Harlem Shuffle : entretien avec Colson Whitehead

L’Hôtel Theresa, à Harlem (2017) © CC4.0/Shugars/WikiCommons

Quant à l’Hôtel Theresa, ç’a été le Waldorf Astoria de Harlem, toutes les célébrités noires y ont séjourné, comme Joe Louis et Ella Fitzgerald. Fidel Castro a fait campagne devant la façade, en posant pour une séance photo. C’était un lieu saint pour l’Amérique noire, donc bien évidemment mes personnages criminels cherchent à le détruire ou à l’exploiter ou à pisser dessus.

On décèle chez vous une certaine nostalgie pour le Harlem d’autrefois.

Eh bien, aujourd’hui la 125e rue (voie principale de Harlem), c’est Nike et Shake Shack. Donc, oui, à titre personnel je suis nostalgique, en même temps je sais que ça fait partie de l’évolution d’une ville. Lorsqu’au milieu des années 1990 j’ai déménagé à Brooklyn, dans le quartier de Fort Greene – aujourd’hui hyper-gentrifié – il n’y avait que des « maisons du crack ». Maintenant, je me dis que j’aurais dû acheter l’une de ces maisons quand c’était encore possible, mais c’est ridicule. Il y aura encore un ralentissement et tous ces nouveaux venus à Harlem repartiront, ensuite le processus recommencera.

Outre vos inspirations cinématographiques, avez-vous été influencé par des polars ?
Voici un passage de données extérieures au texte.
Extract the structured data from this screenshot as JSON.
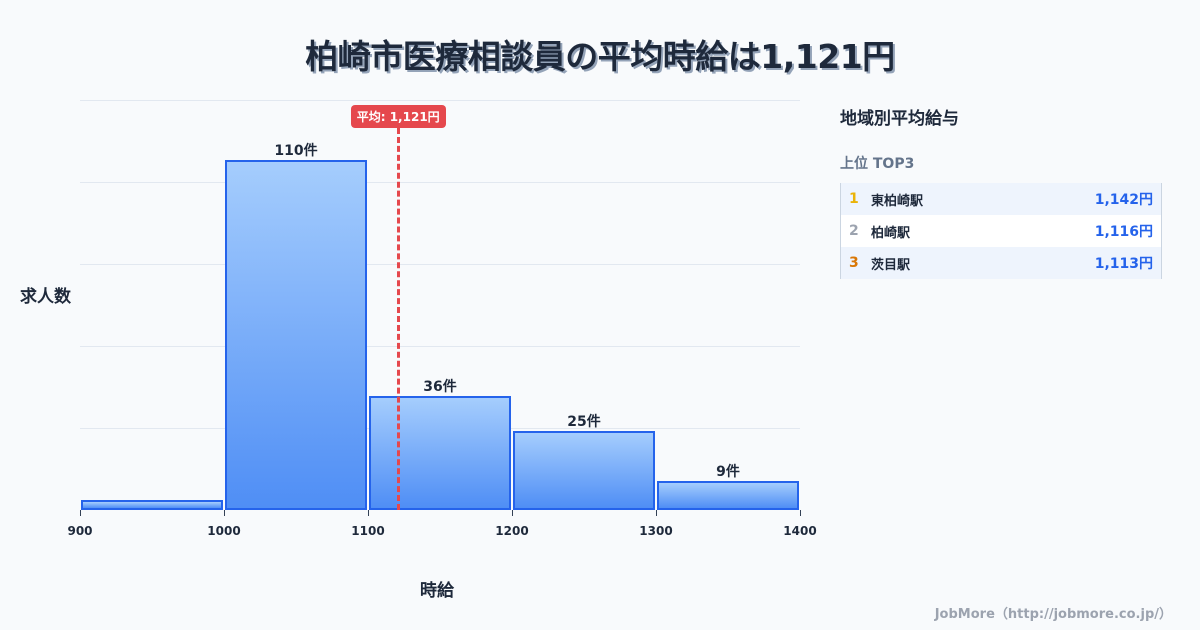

Pour ce livre, j’ai été inspire par Richard Stark (l’un des pseudonymes de Donald E. Westlake), auteur de vingt-six romans sur un voleur dénommé Parker, un sociopathe qui fait bien son boulot et qui serait riche s’il n’était pas obligé de travailler avec des incompétents. Il est très fort pour l’organisation et la planification, ensuite les choses foirent inévitablement parce qu’il travaille avec les mauvaises personnes. Sinon, Chester Himes est l’auteur de romans policiers situés dans le Harlem des années 1950 et 1960. Et il y a les Ripley de Patricia Highsmith. J’ai songé à la psychologie de ses livres en élaborant le personnage de Carney.

Que lisiez-vous enfant ?

J’ai été un énorme consommateur de comics, de science-fiction et de livres de fantaisie : les comics Marvel et DC, Stephen King, Ursula K. Le Guin, Ray Bradbury. Au lycée, j’ai été inspiré par Gabriel Garcia Marquez, par la manière dont le réalisme magique recouvrait l’univers des romans de fantaisie pour en faire un soi-disant roman littéraire. En premier, j’ai été touché par Le conte de deux cités et par Crime et châtiment.

Harlem dans votre roman devient un lieu magique. Cet univers-là existe-t-il encore ?

La plupart des personnages qu’on rencontre dans ce roman sont des tueurs, des maquereaux et des voleurs, donc ce n’est pas représentatif de la population en général. Aujourd’hui, le quartier est très gentrifié, beaucoup d’étudiants blancs s’y sont installés, c’est moins cher et plus sûr que Brooklyn. Donc je ne crois pas qu’il y ait encore de tels endroits. On trouve plus de quartiers majoritairement noirs à Brooklyn qu’à Manhattan.

Apparemment, vous travaillez à une suite.

En Amérique, ça sort cet été, sous le titre Crook Manifesto. La parution française est programmée pour octobre 2024. Le livre suivra Ray Carney dans les années 1960, 1970 et 1980, quand il sera au début de la trentaine, de la quarantaine et de la cinquantaine. Il y aura diverses sortes de crimes.

Pensez-vous, comme Balzac, que le secret des grandes fortunes est un crime oublié ?

New York a commencé avec une escroquerie : selon la légende, on a acheté l’île de Manhattan aux Indiens Lenape pour vingt-sept dollars. Dans le premier chapitre de Harlem Shuffle, on rencontre des criminels de rue, ensuite ce sont les banquiers et comptables corrompus du Dumas Club (à Harlem), enfin, dans la troisième partie, on a affaire aux véritables figures importantes de la ville, les magnats de l’immobilier de Wall Street.